Umwelt

Größter je gemessener CO2-Ausstoß

06.11.11 - Laut einer vorgestern veröffentlichten Studie des US-Energieministeriums wurde 2010 der höchste jemals gemessene Anstieg des Klimakiller-Treibhausgases CO2 verzeichnet, nämlich um 512 Millionen Tonnen oder 6 Prozent gegenüber dem bisherigen Ausstoß. Damit wurden selbst die pessimistischsten Erwartungen der Klimaforscher drastisch übertroffen. Die Studie des US-Ministeriums schiebt die Verantwortung einseitig vor allem auf Länder wie Indien und China.

Auch in den USA steigt aber die fossile Verbrennung ungebremst. Dort kassiert die Obama-Regierung Verbesserungen beim Umweltschutz wieder ein wie vor einigen Wochen das Luftreinhalte-Gesetz. Und die EU-Regierungen forcieren wieder den Neubau von Kohlekraftwerken und planen den Betrieb von Gaskraftwerken auf lange Sicht. Warum sonst wird fieberhaft der Einsatz des Fracking-Verfahren vorbereitet? Damit werden Gasvorkommen aus tieferen Erdschichten ausgeraubt und die Grundwasser- und Trinkwasservorräte für Millionen Menschen auf Generationen vergiftet. Zurecht bilden sich zahlreiche Initiativen, vor allem in Nordrhein-Westfalen und Niedersachsen dagegen.

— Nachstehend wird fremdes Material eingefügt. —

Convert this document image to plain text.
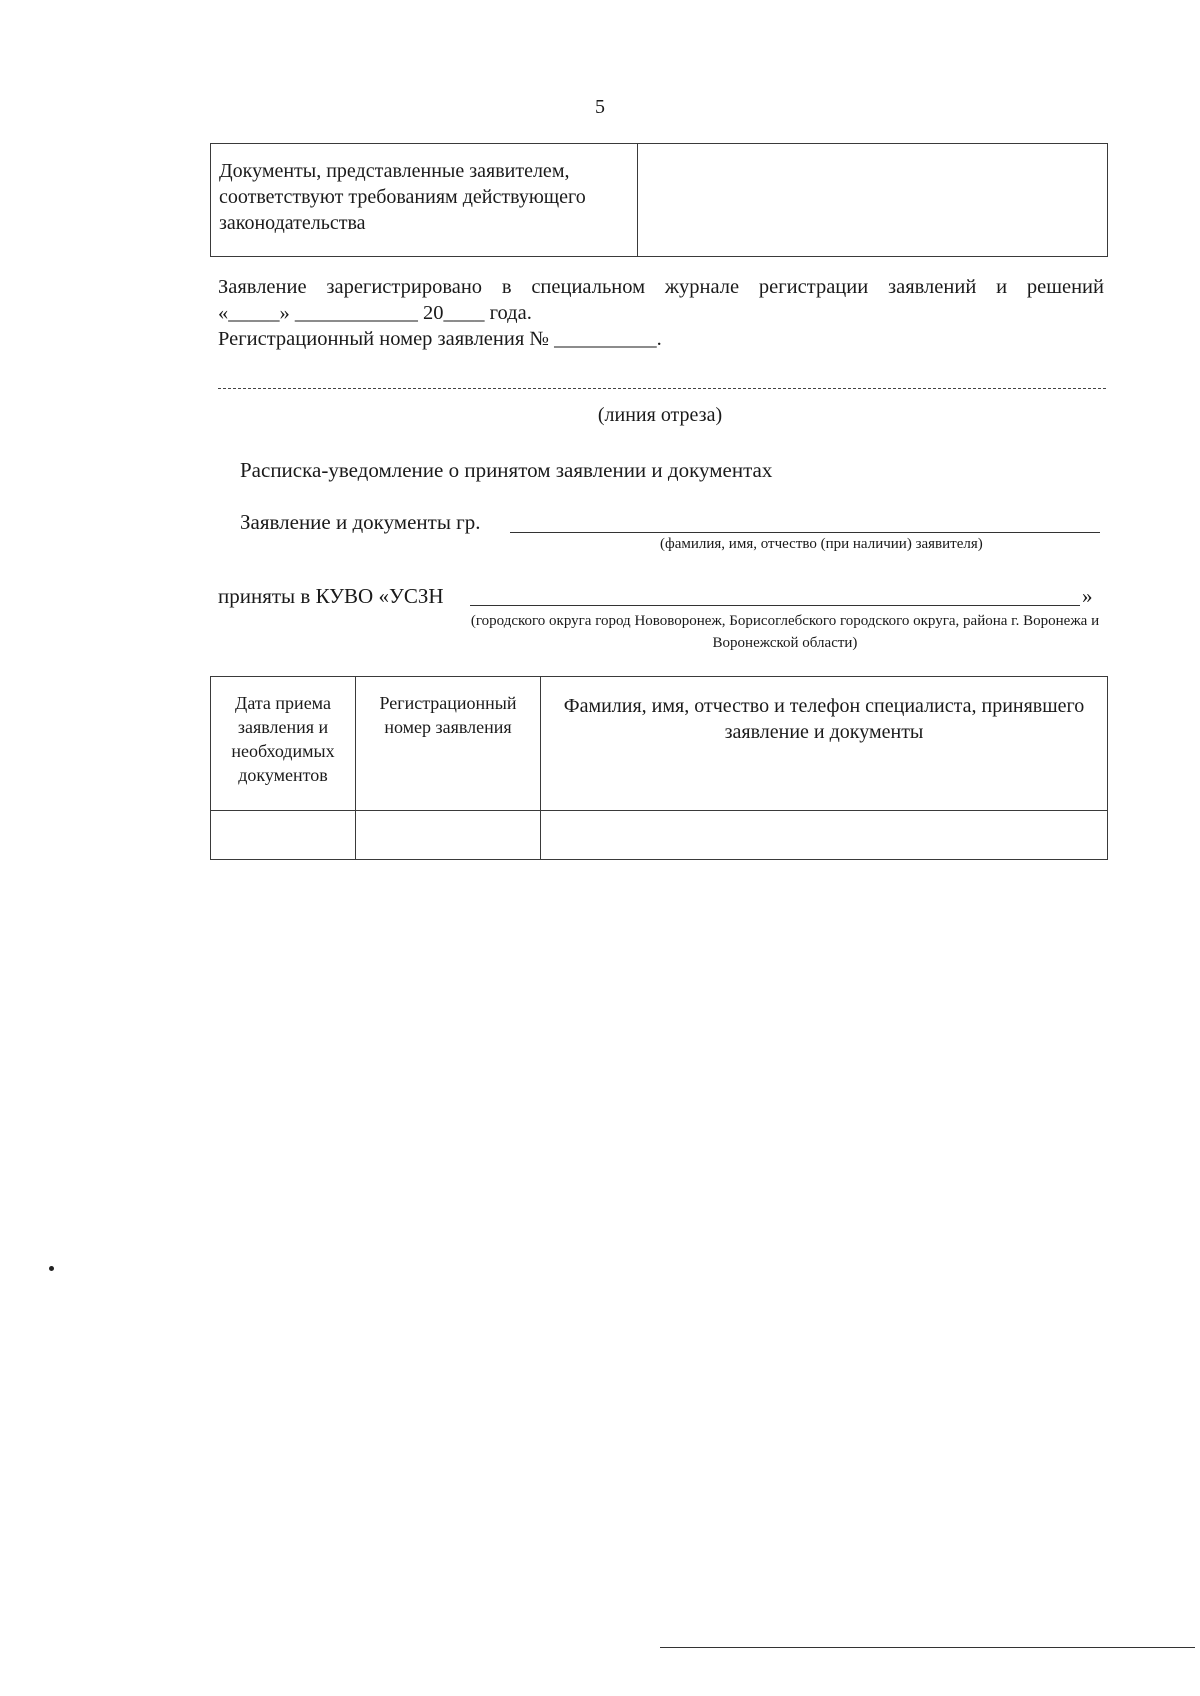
5
Документы, представленные заявителем, соответствуют требованиям действующего законодательства	
Заявление зарегистрировано в специальном журнале регистрации заявлений и решений
«_____» ____________ 20____ года.
Регистрационный номер заявления № __________.
(линия отреза)
Расписка-уведомление о принятом заявлении и документах
Заявление и документы гр.
(фамилия, имя, отчество (при наличии) заявителя)
приняты в КУВО «УСЗН	»
(городского округа город Нововоронеж, Борисоглебского городского округа, района г. Воронежа и Воронежской области)
Дата приема заявления и необходимых документов	Регистрационный номер заявления	Фамилия, имя, отчество и телефон специалиста, принявшего заявление и документы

Die Zahlen des US-Ministeriums beweisen erneut: das allein herrschende internationale Finanzkapitals und seine Regierungen sind im Interesse der weltweit größten Energie- und Ölkonzerne weder willens noch fähig, die Menschheit vor der Klimakatastophe zu bewahren.

"Der Kampf gegen den Klimawandel droht verloren zu gehen", schlussfolgert die Nachrichtenagentur "dpa" in ihrer Meldung. "Klimawandel" ist ein völlig verharmlosender Begriff für den Übergang in die globale Klimakatastophe. Diese droht die Existenzgrundlage für jegliches menschliche Leben auf der Erde zu zerstören. Ob dieser Kampf verloren geht oder nicht, hängt allerdings nicht von einer Jahresstatistik ab. Entscheidend ist Entwicklung des weltweiten Umweltkampfs der Massen und die dafür geeigneten Organisationsformen und Zusammenschlüsse auf der Grundlage des Kampfes.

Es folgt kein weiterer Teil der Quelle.